The Honourable Murray Sinclair. Likewise, a search prompted by many mentions by David.

Senator, lawyer, and Chair of Canada’s Indian Residential Schools Truth and Reconciliation Commission from 2009-2015, he was born outside of Winnipeg. He dropped some truth during the TRC work: “Reconciliation is not an Indigenous problem. It is a Canadian one.” After the TRC completed its Final Report in 2015, he stated his intention to retire from public life, but with encouragement from Manitoba’s Indigenous community, agreed to a nomination for senate-ship.  He has been a senator since 2016.

Senate of Canada

Ok, so then I had to look up the Senate of Canada, because, like most Canadians, I know nothing. And, like most Canadians, I respond to my senate education with, “Wait, what?”

Wait, what?

First, that it’s based on a “House of Lords.” That’s just funny.

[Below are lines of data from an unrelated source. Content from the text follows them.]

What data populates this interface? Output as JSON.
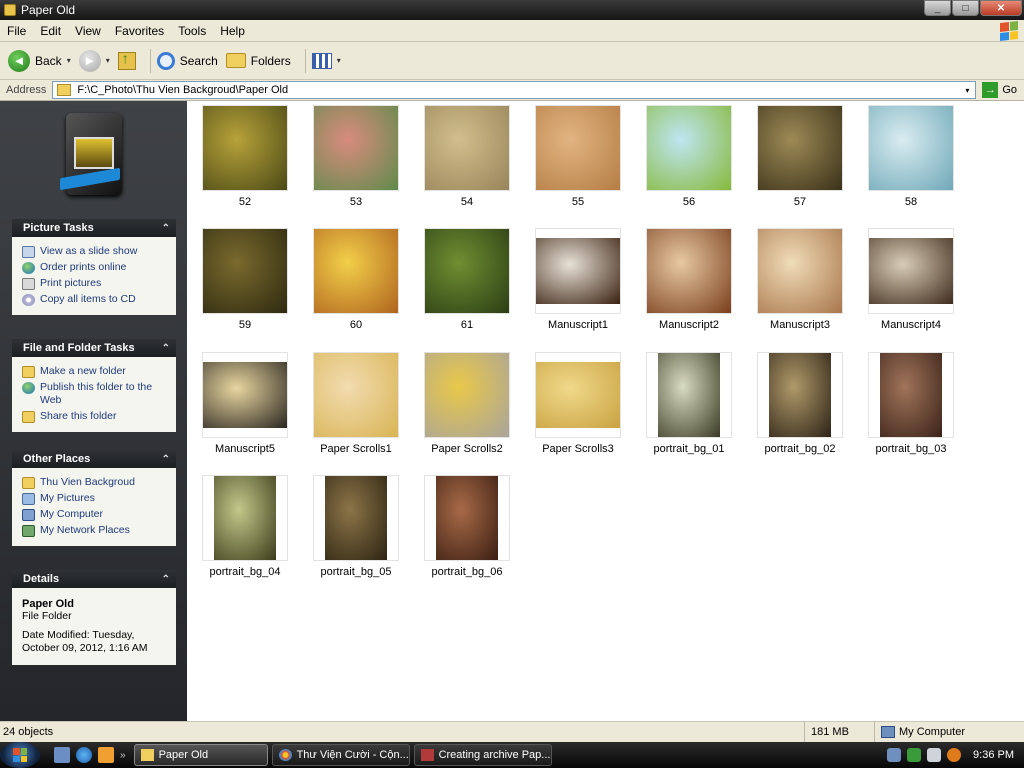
{
  "window": {
    "title": "Paper Old",
    "min": "_",
    "max": "□",
    "close": "✕"
  },
  "menu": [
    "File",
    "Edit",
    "View",
    "Favorites",
    "Tools",
    "Help"
  ],
  "toolbar": {
    "back": "Back",
    "search": "Search",
    "folders": "Folders",
    "dropdown": "▾",
    "back_arrow": "◄",
    "fwd_arrow": "►"
  },
  "address": {
    "label": "Address",
    "path": "F:\\C_Photo\\Thu Vien Backgroud\\Paper Old",
    "go": "Go",
    "go_arrow": "→"
  },
  "panels": {
    "picture_tasks": {
      "title": "Picture Tasks",
      "items": [
        "View as a slide show",
        "Order prints online",
        "Print pictures",
        "Copy all items to CD"
      ]
    },
    "file_folder_tasks": {
      "title": "File and Folder Tasks",
      "items": [
        "Make a new folder",
        "Publish this folder to the Web",
        "Share this folder"
      ]
    },
    "other_places": {
      "title": "Other Places",
      "items": [
        "Thu Vien Backgroud",
        "My Pictures",
        "My Computer",
        "My Network Places"
      ]
    },
    "details": {
      "title": "Details",
      "name": "Paper Old",
      "type": "File Folder",
      "modified": "Date Modified: Tuesday, October 09, 2012, 1:16 AM"
    },
    "chevron": "⌃"
  },
  "files": [
    {
      "name": "52",
      "shape": "sq",
      "c1": "#b7a23a",
      "c2": "#4b4a16"
    },
    {
      "name": "53",
      "shape": "sq",
      "c1": "#d98b7e",
      "c2": "#5f8b4a"
    },
    {
      "name": "54",
      "shape": "sq",
      "c1": "#d2bf8c",
      "c2": "#98845a"
    },
    {
      "name": "55",
      "shape": "sq",
      "c1": "#e2b481",
      "c2": "#b47d45"
    },
    {
      "name": "56",
      "shape": "sq",
      "c1": "#bfe6f3",
      "c2": "#86b93a"
    },
    {
      "name": "57",
      "shape": "sq",
      "c1": "#9d8a56",
      "c2": "#3a3119"
    },
    {
      "name": "58",
      "shape": "sq",
      "c1": "#d9ecf0",
      "c2": "#6fa8b8"
    },
    {
      "name": "59",
      "shape": "sq",
      "c1": "#7a6a2e",
      "c2": "#2e2a10"
    },
    {
      "name": "60",
      "shape": "sq",
      "c1": "#f2cf4a",
      "c2": "#b0641e"
    },
    {
      "name": "61",
      "shape": "sq",
      "c1": "#6f8f32",
      "c2": "#2b3d14"
    },
    {
      "name": "Manuscript1",
      "shape": "wide",
      "c1": "#e7e2d6",
      "c2": "#3a2010"
    },
    {
      "name": "Manuscript2",
      "shape": "sq",
      "c1": "#e7c9a2",
      "c2": "#7a3e1c"
    },
    {
      "name": "Manuscript3",
      "shape": "sq",
      "c1": "#f0dcb8",
      "c2": "#a8764a"
    },
    {
      "name": "Manuscript4",
      "shape": "wide",
      "c1": "#d9cdb6",
      "c2": "#3e2a1c"
    },
    {
      "name": "Manuscript5",
      "shape": "wide",
      "c1": "#e8d6a0",
      "c2": "#2a2620"
    },
    {
      "name": "Paper Scrolls1",
      "shape": "sq",
      "c1": "#f2dcb0",
      "c2": "#d8b454"
    },
    {
      "name": "Paper Scrolls2",
      "shape": "sq",
      "c1": "#e9c84a",
      "c2": "#a9a49a"
    },
    {
      "name": "Paper Scrolls3",
      "shape": "wide",
      "c1": "#f0d98a",
      "c2": "#c9a242"
    },
    {
      "name": "portrait_bg_01",
      "shape": "tall",
      "c1": "#d8dcc0",
      "c2": "#3a3a24"
    },
    {
      "name": "portrait_bg_02",
      "shape": "tall",
      "c1": "#b09a6a",
      "c2": "#2c2216"
    },
    {
      "name": "portrait_bg_03",
      "shape": "tall",
      "c1": "#a0745a",
      "c2": "#3a2218"
    },
    {
      "name": "portrait_bg_04",
      "shape": "tall",
      "c1": "#c4c88a",
      "c2": "#3a3c1a"
    },
    {
      "name": "portrait_bg_05",
      "shape": "tall",
      "c1": "#8c7448",
      "c2": "#2c2412"
    },
    {
      "name": "portrait_bg_06",
      "shape": "tall",
      "c1": "#a86a48",
      "c2": "#3a1e12"
    }
  ],
  "status": {
    "count": "24 objects",
    "size": "181 MB",
    "zone": "My Computer"
  },
  "taskbar": {
    "more": "»",
    "buttons": [
      "Paper Old",
      "Thư Viện Cười - Cộn...",
      "Creating archive Pap..."
    ],
    "clock": "9:36 PM"
  }
}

Second, that there are 105 (105!) seats, and that their distribution is based on four “regions” – Ontario, Quebec, the Maritimes, and the West. I see what you did there, Ontario and Quebec.

Third, senator “entitlements”.

Based on this Ottawa Citizen report in 2015, each senator gets a yearly salary of $142,400 before any extras for committee work, and $150,000 for research and office expenses. Yes, I multiplied that by 105 out of curiousity.

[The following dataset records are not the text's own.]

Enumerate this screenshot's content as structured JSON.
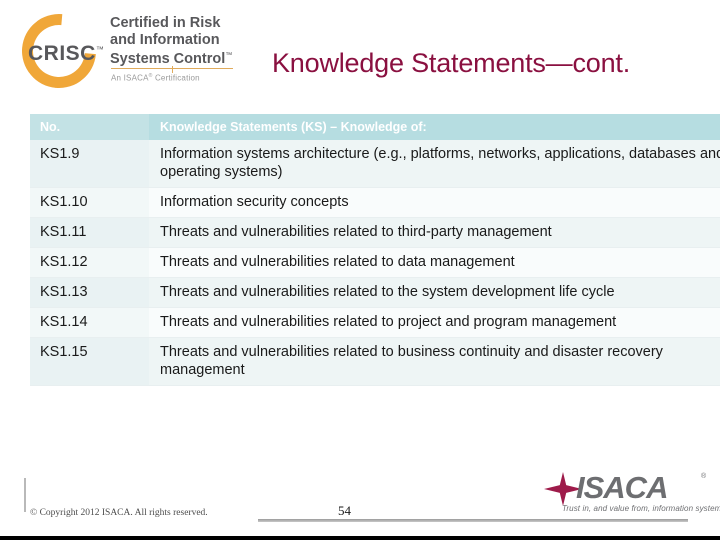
{
  "brand": {
    "crisc_word": "CRISC",
    "crisc_tm": "™",
    "line1": "Certified in Risk",
    "line2": "and Information",
    "line3": "Systems Control",
    "line3_tm": "™",
    "sub": "An ISACA",
    "sub_reg": "®",
    "sub_tail": " Certification",
    "ring_color": "#f0a739",
    "text_color": "#58585b"
  },
  "slide": {
    "title": "Knowledge Statements—cont.",
    "title_color": "#8a1040"
  },
  "table": {
    "header": {
      "no": "No.",
      "ks": "Knowledge Statements (KS) – Knowledge of:"
    },
    "header_bg": "#b6dde1",
    "rows": [
      {
        "no": "KS1.9",
        "ks": "Information systems architecture (e.g., platforms, networks, applications, databases and operating systems)"
      },
      {
        "no": "KS1.10",
        "ks": "Information security concepts"
      },
      {
        "no": "KS1.11",
        "ks": "Threats and vulnerabilities related to third-party management"
      },
      {
        "no": "KS1.12",
        "ks": "Threats and vulnerabilities related to data management"
      },
      {
        "no": "KS1.13",
        "ks": "Threats and vulnerabilities related to the system development life cycle"
      },
      {
        "no": "KS1.14",
        "ks": "Threats and vulnerabilities related to project and program management"
      },
      {
        "no": "KS1.15",
        "ks": "Threats and vulnerabilities related to business continuity and disaster recovery management"
      }
    ]
  },
  "footer": {
    "copyright": "© Copyright 2012 ISACA. All rights reserved.",
    "page_number": "54"
  },
  "isaca": {
    "word": "ISACA",
    "reg": "®",
    "tagline": "Trust in, and value from, information systems",
    "star_color": "#9e1b4a",
    "word_color": "#6d6e71"
  }
}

Senators also travel free on the VIA Rail. 

And:

“Senators who travel to countries where tap water may endanger their health are entitled to claim for bottled water (with receipts).” Ha.

"Senators are reimbursed for membership of Air Canada’s exclusive Maple Leaf club ($665 for worldwide membership)."

That last one is my favourite. How quaint.

fertility

I’m in my 30s. This comes up.

“a woman's fertility peaks in the early and mid-20s, after which it starts to decline slowly. While many sources suggest a more dramatic drop at around 35,[1] this is unclear since studies are still cited from the nineteenth century and earlier.” [Bold my own]

“One 2004 study of European women found fertility of the 27-34 and the 35–39 groups had only a four-percent difference.” [Bold my own]

And, because apparently I didn’t retain anything from sex ed (I’m not actually sure I had any sex ed): the fertile window is basically the five days leading up to ovulation, and ovulation day, which will come between day 10 and 17 (start counting with Day 1 being Day 1 of your period). Thanks, internet. Please, no one read anything into this.


That’s all I have time for. Next week I plan to be back, possibly with something around the Yemeni Crisis and the distribution of schools and teachers in B.C.

March 4, 2018

putting stones in moorland streams


èit: practice of putting quartz stones in moorland streams so that they would sparkle in moonlight and thereby attract salmon to them in the late summer and autumn (Gaelic, Isle of Lewis).
How amazing is that? How long would it take to relearn that practice of placing quartz if we lost the knowledge of this term now? Are there even salmon still in the Isle of Lewis?

This makes me think about British Columbia, the salmon here, and all the vocabulary around hunting, fishing, and gathering contained in Indigenous languages. I wonder how much has been lost. I wonder what is still known.

Robert Macfarlane, in his book Landmarks, hopes that his European word lists about place "might offer a vocabulary which is 'convivial' as the philosopher Ivan Illich intended the word – meaning enriching of life, stimulating to the imagination and 'encouraging creative relations between people, and people and nature'.

"To celebrate the lexis of landscape in not nostalgic," Macfarlane writes, "but urgent."

'People exploit the what the have merely concluded to be of value, but they defend what they love,' he quotes American essayist and farmer Wendell Barry, 'and to defend what we love we need a particularizing language, for we love what we particularly know.'

My friend John just finished writing a novel set in California. He uses particular language. It shows love.

I feel so poor in language for the landscape around me. Coast. Kelp. Tide. Narrows. River. Island. How basic. Only recently did I begin to understand 'watershed'. As for 'doing in landscape' words, like èit, I can think of almost none. I wonder if this will change.